The idea that a software company builds its own hardware is no longer an exception, but OpenAI fielding a custom-designed inference chip with Broadcom and TSMC adds a tile to a mosaic already dense with signals. Custom silicon ceases to be the privilege of cloud providers: now model makers are jumping in, and the move speaks directly to those managing real workloads, especially when costs, latency, and data control are at stake.

A chip born for inference

No official datasheet exists yet, but the positioning is clear: the new processor is designed by Broadcom – a company with decades of ASIC expertise for data centers – and manufactured by TSMC, likely on an advanced node. The target is inference, that moment repeated millions of times when an LLM generates token after token. There, energy efficiency and memory bandwidth matter more than peak floating-point performance. Unlike GPUs, a dedicated ASIC can operate at reduced precision (INT8, FP8) already standard on NVIDIA chips but with lower overhead and a better token-per-joule ratio. The goal: run massive loads with fewer watts and, over time, a lower cost per query.

Why OpenAI moved now

The dependence on NVIDIA has cost every hyperscaler dearly: H100 GPUs were in shortage for long stretches, and the hourly compute price remains high. For a service like ChatGPT handling hundreds of millions of requests, even a small reduction in inference cost translates into massive savings. Google paved the way with TPUs, Amazon with Trainium and Inferentia, Microsoft announced Maia, and Meta works on MTIA. OpenAI, so far focused on software, decided to enter silicon to optimize the execution of its own models – perhaps with accelerators that better understand the characteristics of GPT architectures. It’s not excluded that the chip hides custom logic for sparse attention or specific quantization techniques, but without official details any guess is premature.

What it changes for on-premise deployment

For AI-RADAR readers, the real question isn’t whether the chip will run in OpenAI’s data centers, but whether this trend will influence the hardware available to those wanting to self-host their LLMs. Today, the TCO of an on-premise infrastructure is dominated by GPU cost and power consumption. If the market for custom inference chips takes off, cheaper alternatives to general-purpose GPUs are plausible. Broadcom has a long history of ASICs sold to third parties (think network or storage chips), so it’s not unrealistic to imagine that these designs might one day be offered to enterprise customers.

For companies bound by GDPR or handling sensitive data, an energy-efficient purchasable inference chip would mean running state-of-the-art models without relying on the cloud, reducing operational costs and audit complexity. Still, hurdles remain around programmability and software support: an ASIC without a mature framework risks being inaccessible to most. And NVIDIA, with CUDA, has a huge moat. The road to an on-premise ecosystem based on custom chips is long, but the fact that a pioneer like OpenAI invests in silicon signals the direction.

An ecosystem fragmenting, but with a common thread

The proliferation of custom chips is reshaping the supply chain. TSMC and Broadcom become strategic nodes for anyone wanting to bypass NVIDIA. But fragmentation risks complicating life for software developers, who today can rely on a unified platform. Europe, and Italy in particular, observe these developments from a delicate position: strong sensitivity to data sovereignty but little advanced semiconductor manufacturing capacity. In this landscape, understanding how chips affect TCO and latency becomes crucial.

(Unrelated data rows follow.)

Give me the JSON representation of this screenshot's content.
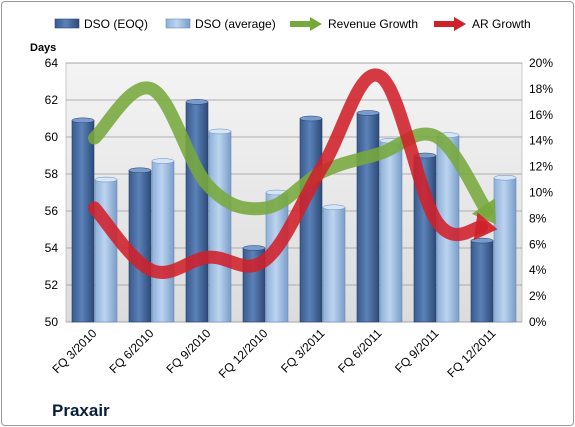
{
  "chart_data": {
    "type": "bar",
    "title": "Praxair",
    "ylabel": "Days",
    "y2label": "",
    "xlabel": "",
    "categories": [
      "FQ 3/2010",
      "FQ 6/2010",
      "FQ 9/2010",
      "FQ 12/2010",
      "FQ 3/2011",
      "FQ 6/2011",
      "FQ 9/2011",
      "FQ 12/2011"
    ],
    "ylim": [
      50,
      64
    ],
    "yticks": [
      "50",
      "52",
      "54",
      "56",
      "58",
      "60",
      "62",
      "64"
    ],
    "y2lim": [
      0,
      20
    ],
    "y2ticks": [
      "0%",
      "2%",
      "4%",
      "6%",
      "8%",
      "10%",
      "12%",
      "14%",
      "16%",
      "18%",
      "20%"
    ],
    "grid": true,
    "legend_position": "top",
    "series": [
      {
        "name": "DSO (EOQ)",
        "kind": "bar",
        "axis": "left",
        "color": "#4a6fa5",
        "values": [
          60.9,
          58.2,
          61.9,
          54.0,
          61.0,
          61.3,
          59.0,
          54.4
        ]
      },
      {
        "name": "DSO (average)",
        "kind": "bar",
        "axis": "left",
        "color": "#9dbde3",
        "values": [
          57.7,
          58.7,
          60.3,
          57.0,
          56.2,
          59.8,
          60.1,
          57.8
        ]
      },
      {
        "name": "Revenue Growth",
        "kind": "line",
        "axis": "right",
        "color": "#77a83c",
        "unit": "%",
        "values": [
          14.2,
          18.0,
          10.5,
          8.8,
          11.6,
          13.0,
          14.3,
          7.8
        ]
      },
      {
        "name": "AR Growth",
        "kind": "line",
        "axis": "right",
        "color": "#d0202a",
        "unit": "%",
        "values": [
          8.8,
          4.0,
          5.0,
          4.8,
          12.0,
          19.0,
          7.8,
          7.2
        ]
      }
    ]
  }
}
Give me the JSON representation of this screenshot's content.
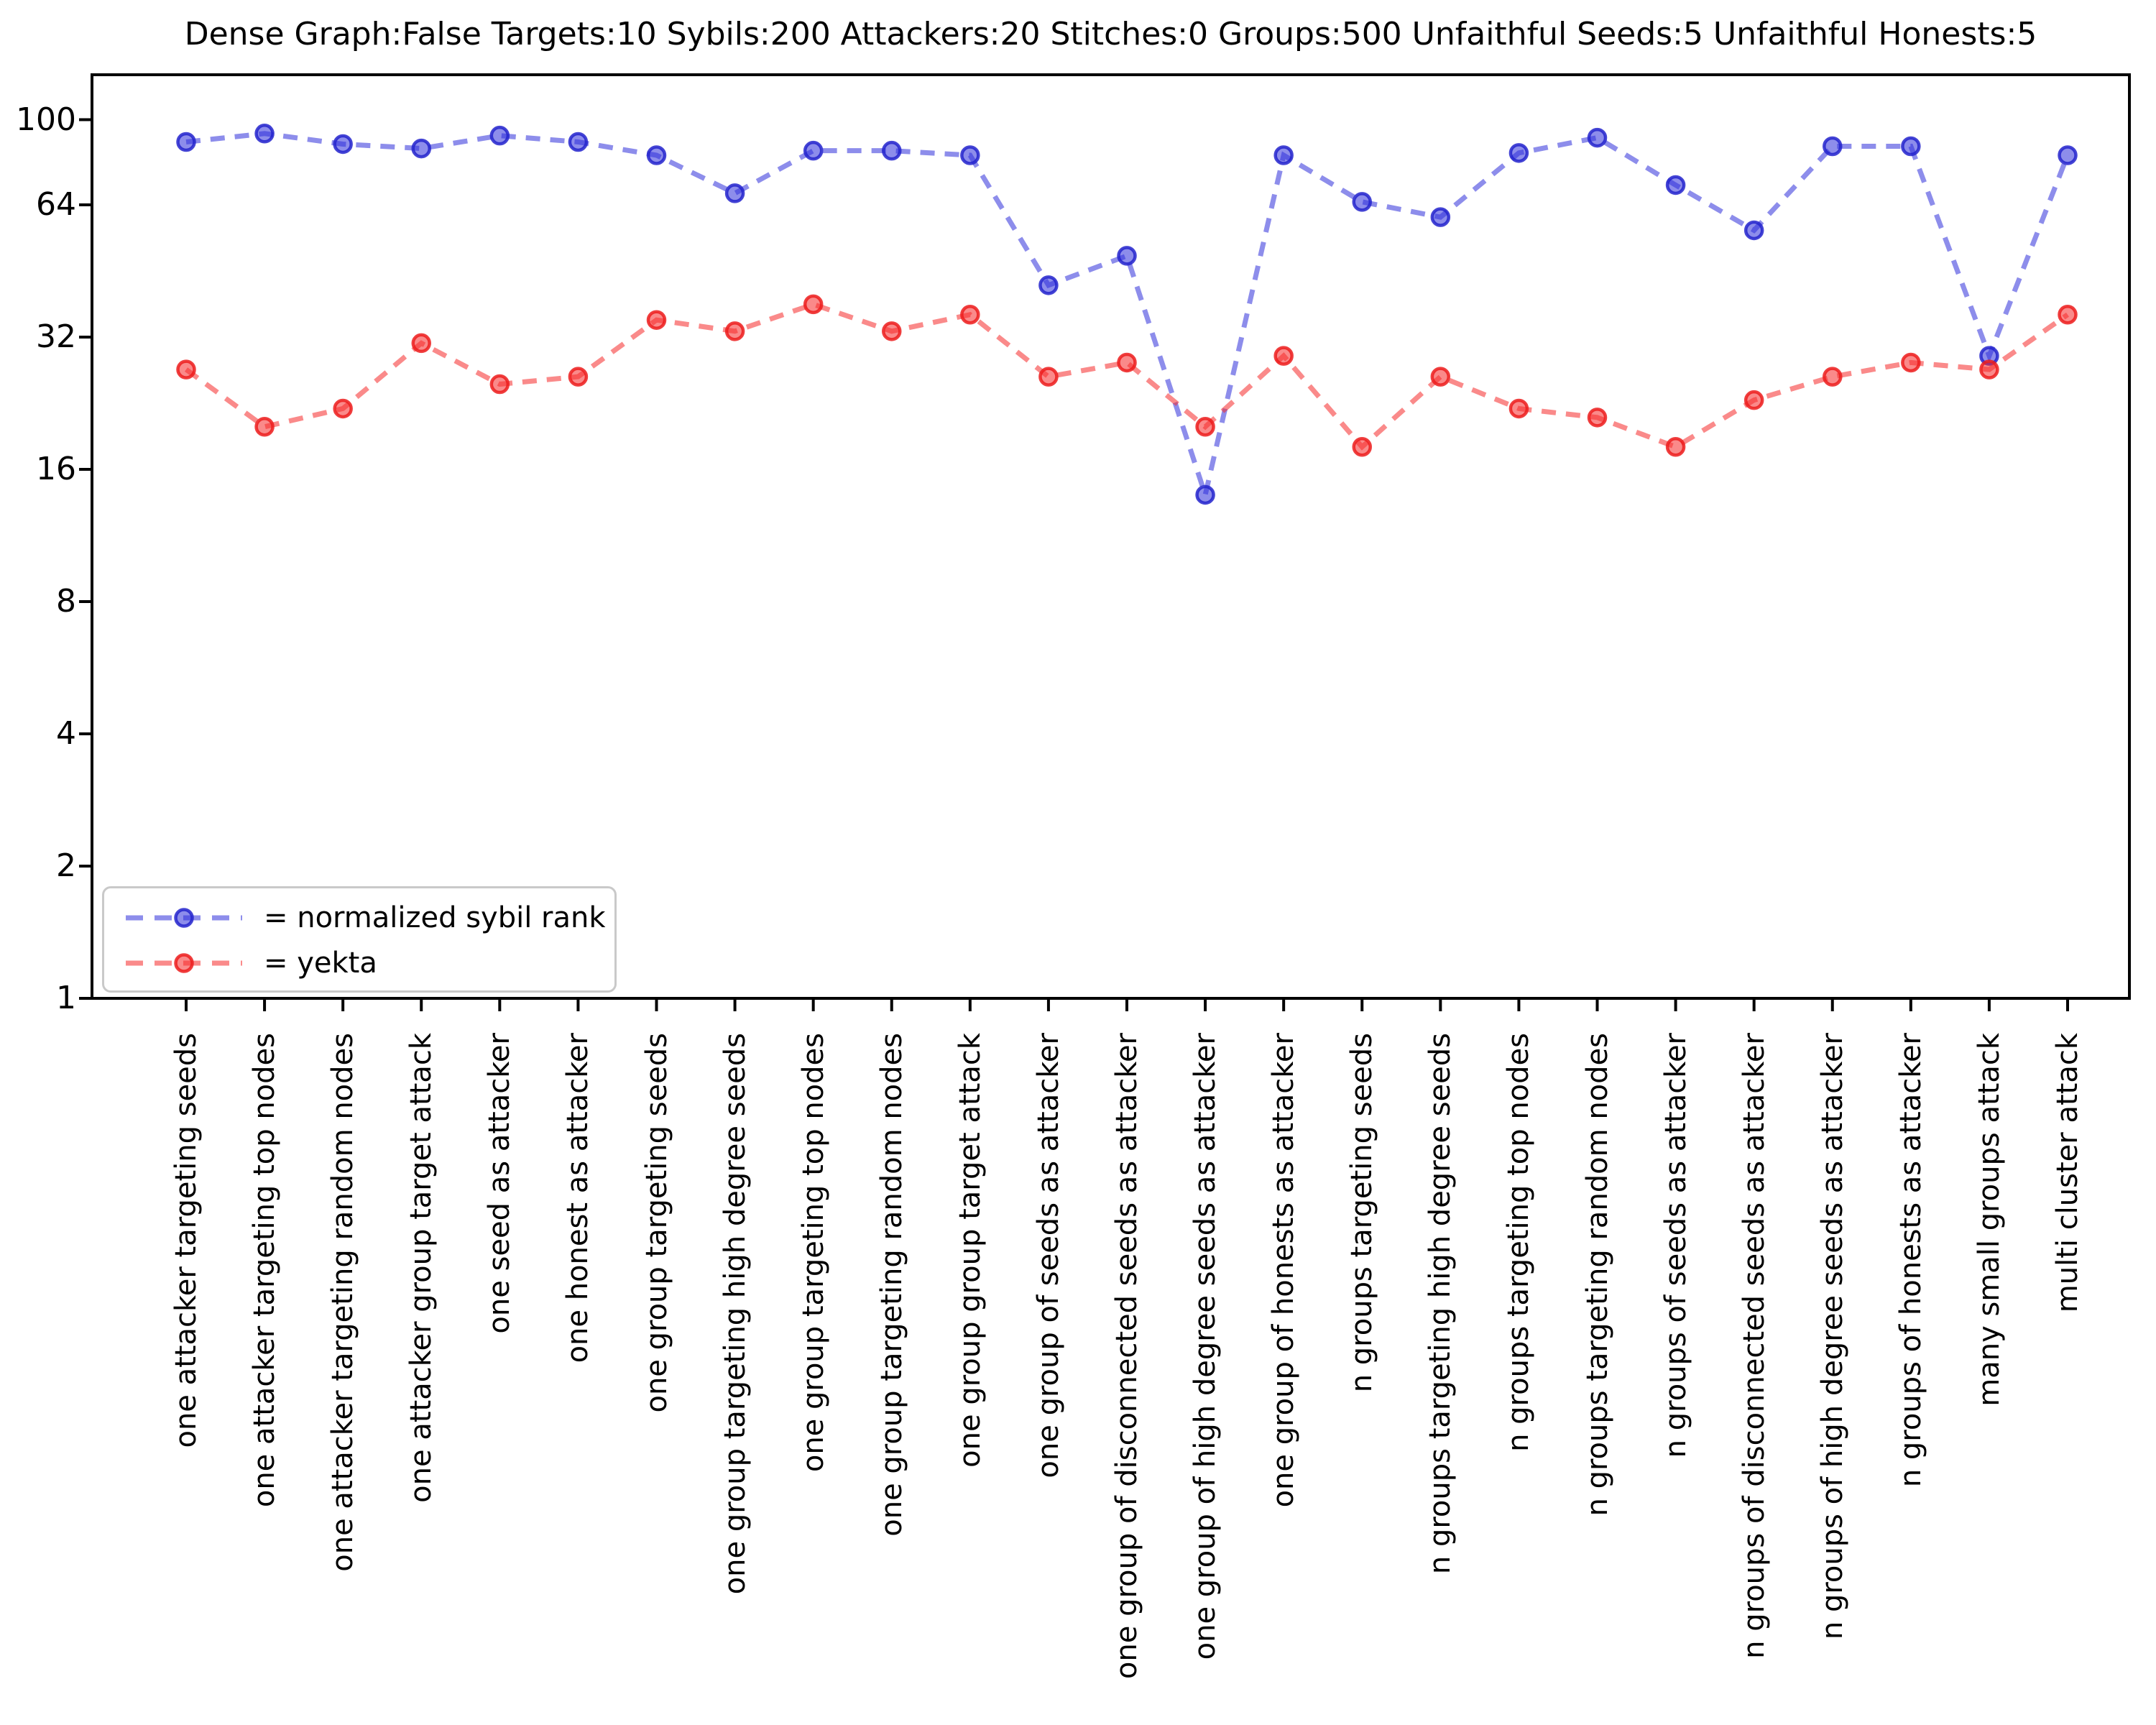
{
  "title": "Dense Graph:False Targets:10 Sybils:200 Attackers:20 Stitches:0 Groups:500 Unfaithful Seeds:5 Unfaithful Honests:5",
  "legend": {
    "items": [
      {
        "label": "= normalized sybil rank"
      },
      {
        "label": "= yekta"
      }
    ]
  },
  "chart_data": {
    "type": "line",
    "title": "Dense Graph:False Targets:10 Sybils:200 Attackers:20 Stitches:0 Groups:500 Unfaithful Seeds:5 Unfaithful Honests:5",
    "categories": [
      "one attacker targeting seeds",
      "one attacker targeting top nodes",
      "one attacker targeting random nodes",
      "one attacker group target attack",
      "one seed as attacker",
      "one honest as attacker",
      "one group targeting seeds",
      "one group targeting high degree seeds",
      "one group targeting top nodes",
      "one group targeting random nodes",
      "one group group target attack",
      "one group of seeds as attacker",
      "one group of disconnected seeds as attacker",
      "one group of high degree seeds as attacker",
      "one group of honests as attacker",
      "n groups targeting seeds",
      "n groups targeting high degree seeds",
      "n groups targeting top nodes",
      "n groups targeting random nodes",
      "n groups of seeds as attacker",
      "n groups of disconnected seeds as attacker",
      "n groups of high degree seeds as attacker",
      "n groups of honests as attacker",
      "many small groups attack",
      "multi cluster attack"
    ],
    "series": [
      {
        "name": "normalized sybil rank",
        "color": "rgba(47,47,218,0.55)",
        "marker_edge": "rgba(35,35,205,0.85)",
        "values": [
          89,
          93,
          88,
          86,
          92,
          89,
          83,
          68,
          85,
          85,
          83,
          42,
          49,
          14,
          83,
          65,
          60,
          84,
          91,
          71,
          56,
          87,
          87,
          29,
          83
        ]
      },
      {
        "name": "yekta",
        "color": "rgba(246,42,42,0.55)",
        "marker_edge": "rgba(236,28,28,0.85)",
        "values": [
          27,
          20,
          22,
          31,
          25,
          26,
          35,
          33,
          38,
          33,
          36,
          26,
          28,
          20,
          29,
          18,
          26,
          22,
          21,
          18,
          23,
          26,
          28,
          27,
          36
        ]
      }
    ],
    "x_axis": {
      "label_rotation": 90
    },
    "y_axis": {
      "scale": "log2",
      "ticks": [
        1,
        2,
        4,
        8,
        16,
        32,
        64,
        100
      ],
      "range": [
        1,
        126
      ]
    },
    "grid": false,
    "legend_position": "lower left",
    "line_style": "dashed",
    "marker": "o",
    "axis_color": "#000000",
    "background_color": "#ffffff"
  }
}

AI-RADAR has always warned against considering only list prices: any assessment must weigh cost per token, watts dissipated, management complexity, and above all the freedom to move workloads over time.

OpenAI’s move isn’t an immediate revolution for on-premise deployments, but a thermometer measuring the fever of an industry in turmoil. When model makers start designing their own silicon, the message is clear: hardware is too important to be entirely delegated to third parties.